Data suggest that the S&P BSE Smallcap index has plunged by about 39 percent from its 52-week high while the S&P BSE Midcap index is down by a little over 20 percent from its peak, as of data collated on August 7.
Small and midcap stocks are in a bear market, data suggests. To add to the worries, it shows S&P BSE Sensex is almost halfway there.
According to the data collated on August 7, the S&P BSE Smallcap index has fallen about 39 percent from its 52-week high, while the S&P BSE Midcap index is down a little over 20 percent from its peak.
The S&P BSE Sensex is approximately halfway there as in the same period, it is down about 9 percent from its 52-week high of 40,312.
A bear market is a condition in which securities/stock prices fall 20 percent from their recent peak amid widespread pessimism or fear in the market. A situation analysts say we are already deeply entrenched in.
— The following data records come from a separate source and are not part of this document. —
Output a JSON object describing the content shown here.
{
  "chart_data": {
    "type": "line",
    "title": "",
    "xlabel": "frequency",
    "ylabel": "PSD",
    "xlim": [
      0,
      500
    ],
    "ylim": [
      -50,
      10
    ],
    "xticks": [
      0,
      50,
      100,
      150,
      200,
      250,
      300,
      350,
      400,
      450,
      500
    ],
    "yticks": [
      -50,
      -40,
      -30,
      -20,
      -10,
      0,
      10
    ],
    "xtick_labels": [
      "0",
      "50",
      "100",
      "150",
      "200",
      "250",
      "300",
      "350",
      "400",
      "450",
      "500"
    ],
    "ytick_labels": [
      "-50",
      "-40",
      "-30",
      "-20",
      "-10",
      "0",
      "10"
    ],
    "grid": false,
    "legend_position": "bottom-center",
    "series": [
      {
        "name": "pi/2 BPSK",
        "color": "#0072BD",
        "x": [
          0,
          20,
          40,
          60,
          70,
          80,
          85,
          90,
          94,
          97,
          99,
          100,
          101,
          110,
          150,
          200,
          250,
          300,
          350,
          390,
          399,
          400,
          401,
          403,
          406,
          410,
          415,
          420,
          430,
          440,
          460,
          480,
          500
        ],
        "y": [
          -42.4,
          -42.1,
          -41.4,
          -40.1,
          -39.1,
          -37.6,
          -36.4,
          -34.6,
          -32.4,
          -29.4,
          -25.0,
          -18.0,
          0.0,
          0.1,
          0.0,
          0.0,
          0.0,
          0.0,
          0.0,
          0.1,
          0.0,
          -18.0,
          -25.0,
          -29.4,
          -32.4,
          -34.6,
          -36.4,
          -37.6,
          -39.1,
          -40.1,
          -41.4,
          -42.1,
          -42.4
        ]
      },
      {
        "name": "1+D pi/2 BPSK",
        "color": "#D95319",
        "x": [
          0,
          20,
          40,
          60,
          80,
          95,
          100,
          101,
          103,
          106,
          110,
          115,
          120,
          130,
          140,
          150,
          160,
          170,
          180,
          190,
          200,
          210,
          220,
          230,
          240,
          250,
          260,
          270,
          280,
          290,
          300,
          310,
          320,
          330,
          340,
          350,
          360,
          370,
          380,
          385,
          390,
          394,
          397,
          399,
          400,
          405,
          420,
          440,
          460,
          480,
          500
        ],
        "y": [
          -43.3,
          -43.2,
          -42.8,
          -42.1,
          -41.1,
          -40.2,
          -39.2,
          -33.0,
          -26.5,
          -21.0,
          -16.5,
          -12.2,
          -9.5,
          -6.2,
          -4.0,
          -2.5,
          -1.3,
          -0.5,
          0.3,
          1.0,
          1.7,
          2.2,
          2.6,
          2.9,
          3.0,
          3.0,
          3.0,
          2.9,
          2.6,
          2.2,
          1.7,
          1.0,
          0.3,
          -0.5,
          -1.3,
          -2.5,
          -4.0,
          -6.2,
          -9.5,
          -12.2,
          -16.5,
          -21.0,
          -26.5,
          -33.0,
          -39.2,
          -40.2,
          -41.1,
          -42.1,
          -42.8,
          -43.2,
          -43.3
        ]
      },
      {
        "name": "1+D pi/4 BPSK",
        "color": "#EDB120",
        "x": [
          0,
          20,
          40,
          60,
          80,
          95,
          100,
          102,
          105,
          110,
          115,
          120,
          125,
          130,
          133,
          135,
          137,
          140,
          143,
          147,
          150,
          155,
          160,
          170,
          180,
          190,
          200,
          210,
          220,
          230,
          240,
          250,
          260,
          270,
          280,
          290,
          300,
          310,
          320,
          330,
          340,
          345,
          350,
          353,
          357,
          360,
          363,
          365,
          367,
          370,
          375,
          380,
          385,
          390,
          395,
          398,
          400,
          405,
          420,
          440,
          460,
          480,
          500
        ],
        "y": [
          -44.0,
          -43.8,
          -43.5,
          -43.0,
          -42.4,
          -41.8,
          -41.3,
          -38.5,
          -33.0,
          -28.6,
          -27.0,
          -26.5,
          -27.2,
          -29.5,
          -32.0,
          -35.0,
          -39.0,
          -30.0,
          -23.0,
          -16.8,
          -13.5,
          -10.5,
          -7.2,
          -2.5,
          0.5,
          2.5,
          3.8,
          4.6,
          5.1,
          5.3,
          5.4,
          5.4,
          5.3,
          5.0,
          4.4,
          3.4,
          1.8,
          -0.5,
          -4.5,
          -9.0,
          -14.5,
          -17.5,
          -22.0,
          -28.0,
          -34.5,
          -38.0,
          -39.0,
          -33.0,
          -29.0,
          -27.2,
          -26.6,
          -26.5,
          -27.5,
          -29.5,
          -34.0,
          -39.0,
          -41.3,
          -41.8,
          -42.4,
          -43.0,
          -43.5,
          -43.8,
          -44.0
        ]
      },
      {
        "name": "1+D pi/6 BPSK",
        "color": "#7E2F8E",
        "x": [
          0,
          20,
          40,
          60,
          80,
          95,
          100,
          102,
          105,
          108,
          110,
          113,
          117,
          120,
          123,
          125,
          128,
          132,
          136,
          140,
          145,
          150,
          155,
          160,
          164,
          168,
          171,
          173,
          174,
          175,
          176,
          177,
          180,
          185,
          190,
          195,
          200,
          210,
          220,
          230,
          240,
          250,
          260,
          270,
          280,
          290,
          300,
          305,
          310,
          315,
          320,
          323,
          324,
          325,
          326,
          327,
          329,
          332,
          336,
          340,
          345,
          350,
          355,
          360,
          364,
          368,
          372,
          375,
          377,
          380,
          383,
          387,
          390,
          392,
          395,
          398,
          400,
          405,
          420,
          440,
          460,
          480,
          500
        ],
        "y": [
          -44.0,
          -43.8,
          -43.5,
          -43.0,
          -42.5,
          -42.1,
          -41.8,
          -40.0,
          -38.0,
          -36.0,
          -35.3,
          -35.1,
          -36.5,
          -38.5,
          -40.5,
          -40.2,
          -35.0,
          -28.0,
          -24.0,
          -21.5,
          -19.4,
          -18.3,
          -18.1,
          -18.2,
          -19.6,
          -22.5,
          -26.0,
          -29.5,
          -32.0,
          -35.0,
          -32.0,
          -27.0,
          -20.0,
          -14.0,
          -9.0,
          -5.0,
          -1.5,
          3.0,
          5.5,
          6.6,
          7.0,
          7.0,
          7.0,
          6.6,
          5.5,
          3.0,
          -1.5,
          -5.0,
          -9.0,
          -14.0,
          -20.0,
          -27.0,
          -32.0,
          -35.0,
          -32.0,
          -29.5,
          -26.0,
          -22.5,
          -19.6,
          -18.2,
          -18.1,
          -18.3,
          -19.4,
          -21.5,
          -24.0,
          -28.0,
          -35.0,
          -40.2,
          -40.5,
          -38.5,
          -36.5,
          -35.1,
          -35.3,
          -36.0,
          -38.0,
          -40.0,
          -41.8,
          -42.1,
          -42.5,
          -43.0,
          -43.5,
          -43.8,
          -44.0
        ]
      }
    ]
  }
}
Smallcap & midcap stocks continued to be under pressure even when benchmark indices were hitting record highs two months ago. It was about time, benchmark indices would catch up to the broader market, largely weighed down by expensive valuations, budget proposals, selling by foreign investors, muted results, and trade war concerns.
"The broader market is in a bear grip it is just that few heavyweights/blue-chips and Index that are performing,” Mustafa Nadeem, CEO, Epic Research told Moneycontrol.
“We have seen index management and concentrated stocks that are performing well but Auto, Smallcap, Midcap, and other few spaces are not doing that well. Smallcap and Midcap have been in a downtrend and it's been more than a year,” he said.
The S&P BSE Smallcap index constitutes of 747 stocks, of which, 653 are currently trading more than 20 percent below their 52-week highs. These include Cox & Kings, Eros International, DHFL, Ashapura Intimates, Punj Lloyd, Reliance Naval, Kwality, Repro India, Granules India, among others.
In the S&P BSE 500 index, as many as 351 companies out of 500 have dropped more than 20 percent from their respective peaks. These include Reliance Communications, Reliance Capital, Shankara Building, HEG, Jaiprakash Associates, YES Bank, Indiabulls Ventures, Graphite India, CARE Ratings, among others.
Here is a list of top 20 stocks (out of 653) which are down more than 20 percent from their respective peak:
Smallcap & Midcap stocks have seen a consistent decline in the last 18 months. Most of the carnage can be attributed to muted earnings of most of these companies which are trading at higher multiples.
The Indian economy has also slowed down which usually does not auger well for smallcap & midcap companies, suggest experts. From a portfolio perspective, the return potential would be substantial for someone who decides to stick with smallcaps, although they must take the risk factor into account.
“The underperformance amongst broader markets is mainly a result of weak domestic sentiments and muted earnings announcements for Q1FY20,” Ajit Mishra, Vice President (Research), Religare Broking told Moneycontrol. Investing prudently in a phased manner is the key if one wishes to take advantage of correction, he added.
If investors have a moderate risk profile, they should stay with largecaps or select midcap stocks, from a portfolio standpoint. This is an important time to review asset allocation, ensure alignment with risk appetite, and build a portfolio of non-correlated investment streams that position portfolios for multiple outcomes, suggest experts.
“Small and mid-cap companies have been pummeled for 18 months, but we would still be unable to say that valuations appear compelling. Our bottom-up computation puts the larger CNX 500 valuation at 25.6 times trailing earnings. Forward earnings will need to be ratcheted down yet again in the fourth quarter,” Sunil Sharma, Chief Investment Officer, Sanctum Wealth Management said.
“From a cap perspective, mid and small continue to get hammered. The recent calls we are witnessing to buy mid and small have been loud, and wrong. Midcap and smallcap stocks have underperformed even in the past month. There is no particular necessity to catch that falling knife early. We remain comfortable with quality largecaps,” he said.
He further added that the biggest mistake investors make at these times is to shed quality companies. We end by pointing out that investment behaviour is likely to be far more critical than investment performance in the coming days.